Mrs. Lovelle always had people standing or sitting in line for her hamburgers. She sold them for 22 cents each or five for a dollar.  Jim ordered five, and I sat in an odd ancient kitchen chair.

The grill was large and wide.  Another lady helped on Saturdays.  Hardly anyone ever bought any groceries in the store in Gilmer.  We never knew what her secret was. We would watch her magically take a small ball of hamburger meat, soaked over night in her secret ingredients, and mash it flat on a piece of paper on the grill.  Another lady wrapped,  bagged, and exchanged the little bags for cash as fast as she could work all day Saturday.

When we got home, the three of us would set plates and open that bag.  The burgers were so good, we never had any leftovers.

Ish, Alma, and their kids would show up Sunday mornings to go to church.  Our little road started out as an extension of Aunt Nolie’s driveway.  The other end started up by the old Mattox Cemetery. It went up and down the humps in the top of that old sand hill.  When Abbie bought the 50 acres, he extended that driveway to his house.   Years later, the road was extended to another farm-to-market road.  At this second intersection, Harve Helms had the Graceton Church of Christ built on his land.

Sometimes Granny would not wait on Ish to show up, and we would walk to the church.  As we walked along, she would help me find a verse for my class.  One Sunday evening when I was searching through her Bible, I read the red-lettered words of Christ to her, "It is easier for a camel to go thru the eye of the needle than for a rich man to enter the gates of heaven." Granny said, "A really good selection, and one day you may be able to understand those words of Jesus."  We quietly walked on.

After we came back from France, Ish and Alma would show up without Randy and Jo Ellen, but with their boat in tow behind his Chevy work truck.  They would take me up to the Lake o' the Pines fishing. We spent summer Sunday afternoons and holidays there.  I remember fishing with them one time for crappie and bream.  I had something large hit my hook.  It took me a while to bring it to the surface.  A large, dark, weird looking fish came to the surface.  I had never seen anything like this fish before.  Ish told us I had, "Caught an ol' Grennal!"  This fish was about two feet long, shaped like a channel cat fish, but it had a large, round maroon spot back near his tail.  It was too large to put in our fish bucket, so Uncle Ish took him off my hook and placed him in the floor of the boat. This type of fish had bones in his head which he could grind together and make noises. We fished at another spot for a while as we listened to that fish grinding his bones.  Finally, Uncle Ish looked back at me and picked up that fish again.

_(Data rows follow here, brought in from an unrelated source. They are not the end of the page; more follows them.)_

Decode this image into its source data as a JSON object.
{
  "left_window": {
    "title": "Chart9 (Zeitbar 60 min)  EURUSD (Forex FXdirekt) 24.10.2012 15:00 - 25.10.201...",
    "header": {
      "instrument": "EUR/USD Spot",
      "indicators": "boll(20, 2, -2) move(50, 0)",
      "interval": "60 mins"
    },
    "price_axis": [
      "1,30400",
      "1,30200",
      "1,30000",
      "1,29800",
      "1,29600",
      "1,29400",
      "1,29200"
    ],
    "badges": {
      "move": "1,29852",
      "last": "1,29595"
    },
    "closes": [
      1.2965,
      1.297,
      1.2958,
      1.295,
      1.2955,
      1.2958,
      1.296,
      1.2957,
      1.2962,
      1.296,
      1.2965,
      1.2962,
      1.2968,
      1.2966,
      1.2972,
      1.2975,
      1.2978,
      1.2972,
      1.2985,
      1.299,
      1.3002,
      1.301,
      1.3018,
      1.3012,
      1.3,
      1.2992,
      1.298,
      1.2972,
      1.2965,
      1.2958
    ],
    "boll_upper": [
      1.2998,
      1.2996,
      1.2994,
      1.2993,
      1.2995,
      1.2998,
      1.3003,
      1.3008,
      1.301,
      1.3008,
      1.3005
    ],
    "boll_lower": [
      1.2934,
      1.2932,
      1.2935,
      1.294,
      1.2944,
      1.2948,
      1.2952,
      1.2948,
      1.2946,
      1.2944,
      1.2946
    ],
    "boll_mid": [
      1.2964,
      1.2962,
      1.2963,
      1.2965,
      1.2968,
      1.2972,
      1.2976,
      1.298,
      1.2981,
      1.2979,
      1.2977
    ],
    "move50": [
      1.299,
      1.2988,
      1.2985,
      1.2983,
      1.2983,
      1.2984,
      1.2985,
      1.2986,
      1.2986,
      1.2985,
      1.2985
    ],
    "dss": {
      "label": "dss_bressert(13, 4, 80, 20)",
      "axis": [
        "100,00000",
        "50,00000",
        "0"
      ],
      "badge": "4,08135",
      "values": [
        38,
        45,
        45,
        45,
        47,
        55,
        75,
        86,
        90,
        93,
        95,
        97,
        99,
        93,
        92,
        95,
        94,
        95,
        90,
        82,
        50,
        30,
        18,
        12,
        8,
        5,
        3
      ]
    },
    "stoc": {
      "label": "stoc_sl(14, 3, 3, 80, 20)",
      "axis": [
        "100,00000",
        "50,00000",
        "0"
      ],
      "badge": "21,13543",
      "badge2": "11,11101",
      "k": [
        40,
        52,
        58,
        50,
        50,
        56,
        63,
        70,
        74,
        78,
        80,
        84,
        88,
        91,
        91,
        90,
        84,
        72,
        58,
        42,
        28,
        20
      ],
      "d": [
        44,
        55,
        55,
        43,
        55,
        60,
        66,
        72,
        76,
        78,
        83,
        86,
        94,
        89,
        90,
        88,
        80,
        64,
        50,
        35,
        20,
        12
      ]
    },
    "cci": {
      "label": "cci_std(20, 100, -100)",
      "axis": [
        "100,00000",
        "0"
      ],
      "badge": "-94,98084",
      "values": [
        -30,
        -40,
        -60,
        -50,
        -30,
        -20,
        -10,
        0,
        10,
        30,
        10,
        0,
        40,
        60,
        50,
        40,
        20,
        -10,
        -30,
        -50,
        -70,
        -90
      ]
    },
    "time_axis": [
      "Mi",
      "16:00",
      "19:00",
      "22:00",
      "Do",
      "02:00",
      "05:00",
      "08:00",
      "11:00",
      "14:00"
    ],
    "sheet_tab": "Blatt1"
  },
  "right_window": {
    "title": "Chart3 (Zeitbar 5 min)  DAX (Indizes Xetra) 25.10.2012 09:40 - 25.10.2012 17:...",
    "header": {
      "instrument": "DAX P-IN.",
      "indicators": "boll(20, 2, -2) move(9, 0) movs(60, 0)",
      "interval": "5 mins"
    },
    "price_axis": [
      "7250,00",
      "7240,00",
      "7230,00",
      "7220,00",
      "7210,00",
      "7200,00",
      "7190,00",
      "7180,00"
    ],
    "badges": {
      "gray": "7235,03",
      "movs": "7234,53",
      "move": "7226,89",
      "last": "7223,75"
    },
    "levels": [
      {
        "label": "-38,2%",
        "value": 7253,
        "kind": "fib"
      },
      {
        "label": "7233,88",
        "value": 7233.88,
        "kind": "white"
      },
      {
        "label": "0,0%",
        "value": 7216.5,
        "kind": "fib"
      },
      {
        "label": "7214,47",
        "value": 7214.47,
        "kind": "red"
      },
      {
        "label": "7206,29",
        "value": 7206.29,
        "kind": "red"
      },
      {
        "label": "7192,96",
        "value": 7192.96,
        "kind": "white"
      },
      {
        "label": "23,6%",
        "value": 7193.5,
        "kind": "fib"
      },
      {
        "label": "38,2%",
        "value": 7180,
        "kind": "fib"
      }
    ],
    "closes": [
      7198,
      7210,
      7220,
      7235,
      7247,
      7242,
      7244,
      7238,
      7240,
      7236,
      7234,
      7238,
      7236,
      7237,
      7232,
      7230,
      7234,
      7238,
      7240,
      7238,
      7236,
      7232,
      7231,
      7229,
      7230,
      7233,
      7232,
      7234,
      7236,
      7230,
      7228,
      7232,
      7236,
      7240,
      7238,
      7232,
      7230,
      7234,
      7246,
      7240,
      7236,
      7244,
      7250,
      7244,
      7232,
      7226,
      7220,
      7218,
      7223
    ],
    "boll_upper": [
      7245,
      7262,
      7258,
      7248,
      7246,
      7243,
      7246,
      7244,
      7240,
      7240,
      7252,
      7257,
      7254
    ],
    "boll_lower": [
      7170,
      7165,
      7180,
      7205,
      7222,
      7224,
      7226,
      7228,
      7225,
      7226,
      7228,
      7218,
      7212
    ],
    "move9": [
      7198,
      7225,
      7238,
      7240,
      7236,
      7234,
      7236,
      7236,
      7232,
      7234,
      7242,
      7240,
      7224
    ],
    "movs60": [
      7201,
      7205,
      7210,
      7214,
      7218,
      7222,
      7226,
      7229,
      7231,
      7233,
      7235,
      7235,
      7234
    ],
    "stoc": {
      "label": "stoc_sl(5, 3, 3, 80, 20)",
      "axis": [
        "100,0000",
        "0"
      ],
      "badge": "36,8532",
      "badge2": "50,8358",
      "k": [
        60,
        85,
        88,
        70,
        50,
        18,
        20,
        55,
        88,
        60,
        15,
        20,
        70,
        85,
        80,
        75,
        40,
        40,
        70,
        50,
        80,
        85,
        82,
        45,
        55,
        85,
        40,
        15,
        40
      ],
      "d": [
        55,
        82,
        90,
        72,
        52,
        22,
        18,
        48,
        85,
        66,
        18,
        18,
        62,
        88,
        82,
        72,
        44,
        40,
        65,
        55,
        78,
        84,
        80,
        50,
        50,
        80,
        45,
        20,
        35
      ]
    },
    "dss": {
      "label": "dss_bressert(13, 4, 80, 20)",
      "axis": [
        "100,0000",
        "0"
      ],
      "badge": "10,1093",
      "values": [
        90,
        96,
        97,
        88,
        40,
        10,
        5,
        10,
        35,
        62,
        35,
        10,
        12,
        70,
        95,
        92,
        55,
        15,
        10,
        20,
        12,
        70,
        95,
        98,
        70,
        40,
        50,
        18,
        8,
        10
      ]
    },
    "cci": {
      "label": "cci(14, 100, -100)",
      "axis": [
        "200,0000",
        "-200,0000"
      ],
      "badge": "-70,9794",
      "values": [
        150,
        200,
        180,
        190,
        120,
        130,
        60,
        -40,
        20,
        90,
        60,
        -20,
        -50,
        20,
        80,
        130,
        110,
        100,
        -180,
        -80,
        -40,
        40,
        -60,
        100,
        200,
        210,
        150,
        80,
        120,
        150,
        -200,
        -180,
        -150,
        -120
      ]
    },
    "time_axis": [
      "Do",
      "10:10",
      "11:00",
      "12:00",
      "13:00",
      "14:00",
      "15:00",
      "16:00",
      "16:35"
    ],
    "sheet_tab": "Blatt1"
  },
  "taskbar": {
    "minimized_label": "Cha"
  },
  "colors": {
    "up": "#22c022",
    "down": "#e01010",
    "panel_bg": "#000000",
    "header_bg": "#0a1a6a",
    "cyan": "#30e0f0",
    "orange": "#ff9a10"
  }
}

He said, "I'm tired of this fish begging to be released," and slowly lowered it back into the water.  Aunt Alma and I just looked at each other in disbelief.  We never said a word about it again.

But that was my big, strong Uncle Ish.  He even had compassion for a fish.

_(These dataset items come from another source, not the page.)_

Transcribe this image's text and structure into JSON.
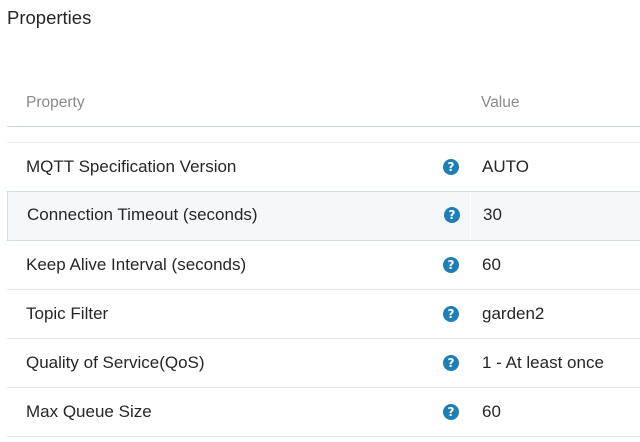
{
  "panel": {
    "title": "Properties"
  },
  "table": {
    "headers": {
      "property": "Property",
      "value": "Value"
    },
    "help_icon_glyph": "?",
    "rows": [
      {
        "name": "MQTT Specification Version",
        "value": "AUTO",
        "selected": false
      },
      {
        "name": "Connection Timeout (seconds)",
        "value": "30",
        "selected": true
      },
      {
        "name": "Keep Alive Interval (seconds)",
        "value": "60",
        "selected": false
      },
      {
        "name": "Topic Filter",
        "value": "garden2",
        "selected": false
      },
      {
        "name": "Quality of Service(QoS)",
        "value": "1 - At least once",
        "selected": false
      },
      {
        "name": "Max Queue Size",
        "value": "60",
        "selected": false
      }
    ]
  },
  "colors": {
    "help_icon": "#1e7fb8",
    "header_text": "#8a8a8a",
    "selected_row_bg": "#f4f8fb"
  }
}
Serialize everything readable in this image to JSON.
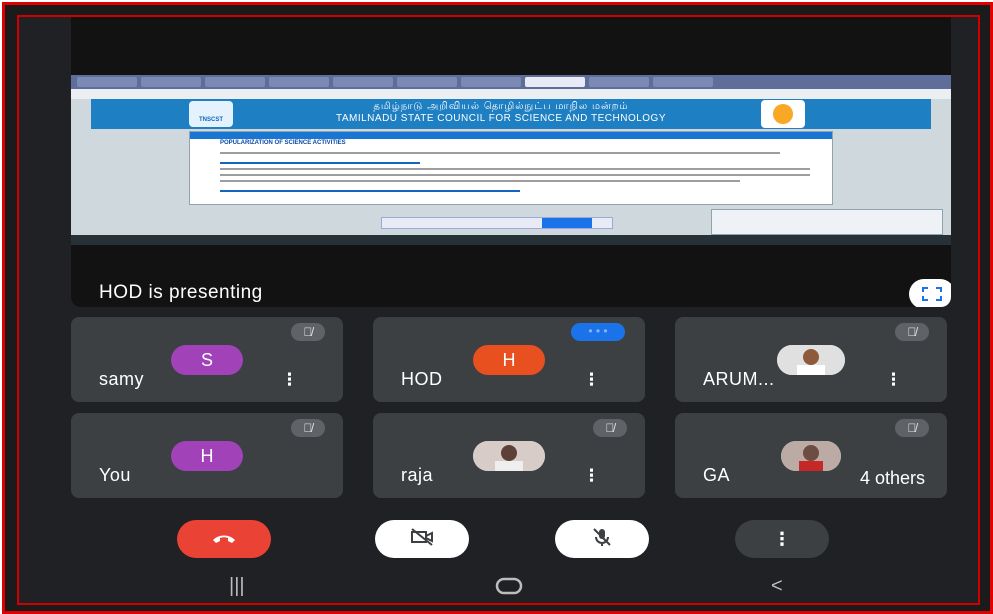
{
  "shared_screen": {
    "tamil_title": "தமிழ்நாடு அறிவியல் தொழில்நுட்ப மாநில மன்றம்",
    "english_title": "TAMILNADU STATE COUNCIL FOR SCIENCE AND TECHNOLOGY",
    "section_title": "POPULARIZATION OF SCIENCE ACTIVITIES",
    "logo_text": "TNSCST"
  },
  "presenting_text": "HOD is presenting",
  "fullscreen_icon": "fullscreen-icon",
  "participants": [
    {
      "name": "samy",
      "initial": "S",
      "avatar_color": "#a142b8",
      "muted": true
    },
    {
      "name": "HOD",
      "initial": "H",
      "avatar_color": "#e8501f",
      "speaking": true
    },
    {
      "name": "ARUM...",
      "initial": "",
      "photo": true,
      "muted": true
    },
    {
      "name": "You",
      "initial": "H",
      "avatar_color": "#a142b8",
      "muted": true
    },
    {
      "name": "raja",
      "initial": "",
      "photo": true,
      "muted": true
    },
    {
      "name": "GA",
      "initial": "",
      "photo": true,
      "muted": true
    }
  ],
  "others_label": "4 others",
  "controls": {
    "end_call_icon": "end-call-icon",
    "camera_off_icon": "camera-off-icon",
    "mic_off_icon": "mic-off-icon",
    "more_icon": "more-options-icon",
    "end_call_color": "#ea4335"
  },
  "nav": {
    "recents_icon": "recents-icon",
    "home_icon": "home-icon",
    "back_icon": "back-icon"
  }
}
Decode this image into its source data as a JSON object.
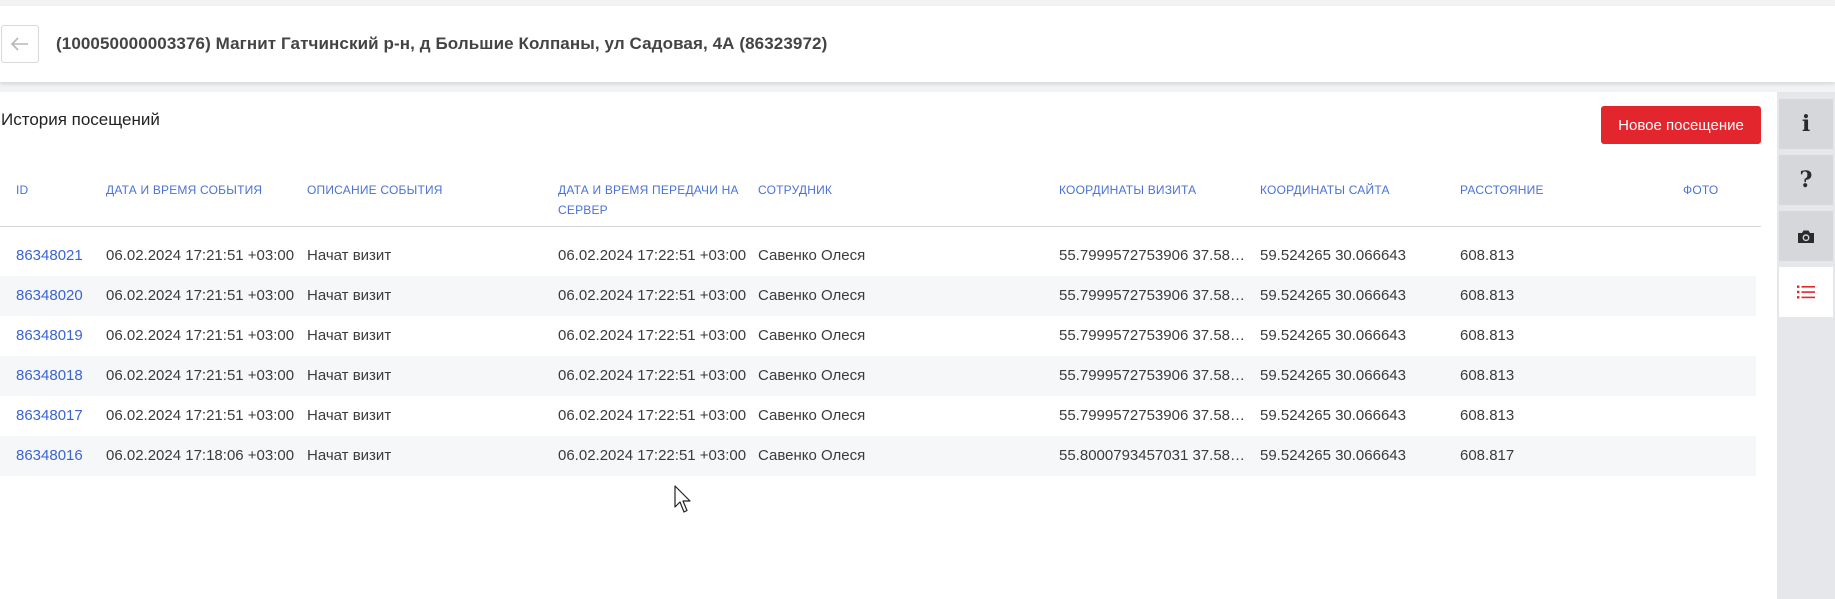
{
  "header": {
    "back_icon": "arrow-left-icon",
    "title": "(100050000003376) Магнит Гатчинский р-н, д Большие Колпаны, ул Садовая, 4А (86323972)"
  },
  "section": {
    "title": "История посещений",
    "new_visit_label": "Новое посещение"
  },
  "table": {
    "columns": {
      "id": "ID",
      "date": "ДАТА И ВРЕМЯ СОБЫТИЯ",
      "desc": "ОПИСАНИЕ СОБЫТИЯ",
      "sent": "ДАТА И ВРЕМЯ ПЕРЕДАЧИ НА СЕРВЕР",
      "employee": "СОТРУДНИК",
      "visit_coords": "КООРДИНАТЫ ВИЗИТА",
      "site_coords": "КООРДИНАТЫ САЙТА",
      "distance": "РАССТОЯНИЕ",
      "photo": "ФОТО"
    },
    "rows": [
      {
        "id": "86348021",
        "date": "06.02.2024 17:21:51 +03:00",
        "desc": "Начат визит",
        "sent": "06.02.2024 17:22:51 +03:00",
        "employee": "Савенко Олеся",
        "visit_coords": "55.7999572753906 37.584...",
        "site_coords": "59.524265 30.066643",
        "distance": "608.813",
        "photo": ""
      },
      {
        "id": "86348020",
        "date": "06.02.2024 17:21:51 +03:00",
        "desc": "Начат визит",
        "sent": "06.02.2024 17:22:51 +03:00",
        "employee": "Савенко Олеся",
        "visit_coords": "55.7999572753906 37.584...",
        "site_coords": "59.524265 30.066643",
        "distance": "608.813",
        "photo": ""
      },
      {
        "id": "86348019",
        "date": "06.02.2024 17:21:51 +03:00",
        "desc": "Начат визит",
        "sent": "06.02.2024 17:22:51 +03:00",
        "employee": "Савенко Олеся",
        "visit_coords": "55.7999572753906 37.584...",
        "site_coords": "59.524265 30.066643",
        "distance": "608.813",
        "photo": ""
      },
      {
        "id": "86348018",
        "date": "06.02.2024 17:21:51 +03:00",
        "desc": "Начат визит",
        "sent": "06.02.2024 17:22:51 +03:00",
        "employee": "Савенко Олеся",
        "visit_coords": "55.7999572753906 37.584...",
        "site_coords": "59.524265 30.066643",
        "distance": "608.813",
        "photo": ""
      },
      {
        "id": "86348017",
        "date": "06.02.2024 17:21:51 +03:00",
        "desc": "Начат визит",
        "sent": "06.02.2024 17:22:51 +03:00",
        "employee": "Савенко Олеся",
        "visit_coords": "55.7999572753906 37.584...",
        "site_coords": "59.524265 30.066643",
        "distance": "608.813",
        "photo": ""
      },
      {
        "id": "86348016",
        "date": "06.02.2024 17:18:06 +03:00",
        "desc": "Начат визит",
        "sent": "06.02.2024 17:22:51 +03:00",
        "employee": "Савенко Олеся",
        "visit_coords": "55.8000793457031 37.584...",
        "site_coords": "59.524265 30.066643",
        "distance": "608.817",
        "photo": ""
      }
    ]
  },
  "side_panel": {
    "buttons": [
      {
        "icon": "info-icon",
        "glyph": "i",
        "active": false
      },
      {
        "icon": "help-icon",
        "glyph": "?",
        "active": false
      },
      {
        "icon": "camera-icon",
        "glyph": "",
        "active": false
      },
      {
        "icon": "list-icon",
        "glyph": "",
        "active": true
      }
    ]
  },
  "colors": {
    "accent": "#e3262e",
    "link": "#3a64d4",
    "header_text": "#4a72d6"
  }
}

Ish and Alma used their inheritance to buy a large farm and house about three miles from Granny's house.  Sometime later, they sold the old house to Mr. Simpson, our vocational ag teacher, who moved the house to some property he had bought from Ish.  Ish used all of his accumulated carpentry skills to build a new home on the sight of his original home.  It was a fine home built with the skills acquired from a lifetime of cabinet making.